Chapter 3, Classification - wwbin2008/Handson_ml_demo-and-some-notes GitHub Wiki
-
MNIST dataset, which is a set of 70,000 small images of digits handwritten by high school students and employees of the US Census Bureau. Each image is labeled with the digit it represents. This set has been studied so much that it is often called the “Hello World” of Machine Learning: whenever people come up with a new classification algorithm, they are curious to see how it will perform on MNIST. Whenever someone learns Machine Learning, sooner or later they tackle MNIST.
-
first transfer pic to 28*28 (pixel), then use plt.imshow to plot it.
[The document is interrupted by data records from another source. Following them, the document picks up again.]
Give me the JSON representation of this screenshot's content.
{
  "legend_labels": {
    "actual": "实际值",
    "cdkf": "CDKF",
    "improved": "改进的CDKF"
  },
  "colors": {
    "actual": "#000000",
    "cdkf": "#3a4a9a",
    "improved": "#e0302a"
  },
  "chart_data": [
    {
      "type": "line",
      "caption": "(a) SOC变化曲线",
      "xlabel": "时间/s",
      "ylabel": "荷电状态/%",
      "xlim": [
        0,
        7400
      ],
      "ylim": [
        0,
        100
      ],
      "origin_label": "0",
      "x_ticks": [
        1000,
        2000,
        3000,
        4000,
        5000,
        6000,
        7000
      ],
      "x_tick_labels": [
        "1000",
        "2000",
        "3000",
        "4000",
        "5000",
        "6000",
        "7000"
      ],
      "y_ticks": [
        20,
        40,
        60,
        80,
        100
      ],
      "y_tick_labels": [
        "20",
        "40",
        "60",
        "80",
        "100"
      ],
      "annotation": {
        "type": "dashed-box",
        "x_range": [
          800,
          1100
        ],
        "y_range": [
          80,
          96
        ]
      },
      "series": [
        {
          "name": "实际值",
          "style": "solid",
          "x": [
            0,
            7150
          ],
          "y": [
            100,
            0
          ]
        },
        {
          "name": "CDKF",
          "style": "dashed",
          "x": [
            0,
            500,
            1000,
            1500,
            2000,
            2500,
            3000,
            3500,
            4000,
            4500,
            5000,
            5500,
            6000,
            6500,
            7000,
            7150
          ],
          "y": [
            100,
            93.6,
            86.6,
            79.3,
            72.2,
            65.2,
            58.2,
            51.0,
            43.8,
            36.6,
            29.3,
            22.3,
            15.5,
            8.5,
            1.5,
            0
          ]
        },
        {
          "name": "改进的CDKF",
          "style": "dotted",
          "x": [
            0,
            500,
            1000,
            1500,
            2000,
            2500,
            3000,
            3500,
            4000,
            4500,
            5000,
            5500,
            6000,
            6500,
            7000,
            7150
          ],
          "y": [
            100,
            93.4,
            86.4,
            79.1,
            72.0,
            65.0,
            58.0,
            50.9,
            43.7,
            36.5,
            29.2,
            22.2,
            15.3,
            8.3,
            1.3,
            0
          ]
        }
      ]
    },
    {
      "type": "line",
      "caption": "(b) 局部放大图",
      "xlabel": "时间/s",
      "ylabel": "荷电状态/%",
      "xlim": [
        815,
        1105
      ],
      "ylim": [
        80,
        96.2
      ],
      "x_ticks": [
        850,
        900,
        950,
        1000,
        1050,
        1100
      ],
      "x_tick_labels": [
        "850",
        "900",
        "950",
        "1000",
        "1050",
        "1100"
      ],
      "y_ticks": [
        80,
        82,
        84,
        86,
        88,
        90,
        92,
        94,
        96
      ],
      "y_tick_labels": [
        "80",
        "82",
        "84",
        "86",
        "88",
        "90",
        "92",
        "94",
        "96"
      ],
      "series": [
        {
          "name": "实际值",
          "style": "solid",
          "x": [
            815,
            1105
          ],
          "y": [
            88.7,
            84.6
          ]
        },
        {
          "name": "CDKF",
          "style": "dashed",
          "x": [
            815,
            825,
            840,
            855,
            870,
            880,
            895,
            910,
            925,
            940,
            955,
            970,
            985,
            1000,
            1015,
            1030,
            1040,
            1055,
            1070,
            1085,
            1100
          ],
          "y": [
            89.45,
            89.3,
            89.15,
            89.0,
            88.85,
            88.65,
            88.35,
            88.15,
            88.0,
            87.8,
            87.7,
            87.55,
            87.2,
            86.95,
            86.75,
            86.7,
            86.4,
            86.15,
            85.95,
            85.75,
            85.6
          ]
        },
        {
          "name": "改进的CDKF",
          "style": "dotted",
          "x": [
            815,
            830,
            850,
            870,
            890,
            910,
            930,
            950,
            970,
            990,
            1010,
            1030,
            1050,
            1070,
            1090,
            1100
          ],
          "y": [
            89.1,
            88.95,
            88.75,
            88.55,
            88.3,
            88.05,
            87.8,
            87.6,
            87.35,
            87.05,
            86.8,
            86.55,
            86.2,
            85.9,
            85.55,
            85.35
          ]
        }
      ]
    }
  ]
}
plt.imshow(some_digit_image, cmap = matplotlib.cm.binary, interpolation="nearest")
-
Shuffle the training set; this will guarantee that all cross-validation folds will be similar (you don’t want one fold to be missing some digits). Moreover, some learning algorithms are sensitive to the order of the training instances, and they perform poorly if they get many similar instances in a row. Shuffling the dataset ensures that this won’t happen. Some data should not be shuffled first, like time series data, dependency structure is important.
shuffle_index = np.random.permutation(60000)
X_train, y_train = X_train[shuffle_index], y_train[shuffle_index]
-
confusion matrix, precision/recall, receiver operating characteristic (ROC) curve
-
GridSearchCV to find hyper-parameters
-
Multi-label Classification In some cases you may want your classifier to output multiple classes for each instance. For example, consider a face- recognition classifier: what should it do if it recognizes several people on the same picture? Of course it should attach one label per person it recognizes. Say the classifier has been trained to recognize three faces, Alice, Bob, and Charlie; then when it is shown a picture of Alice and Charlie, it should output [1, 0, 1] (meaning “Alice yes, Bob no, Charlie yes”). Such a classification system that outputs multiple binary labels is called a multilabel classification system.
Train as normal, nothing fancy here.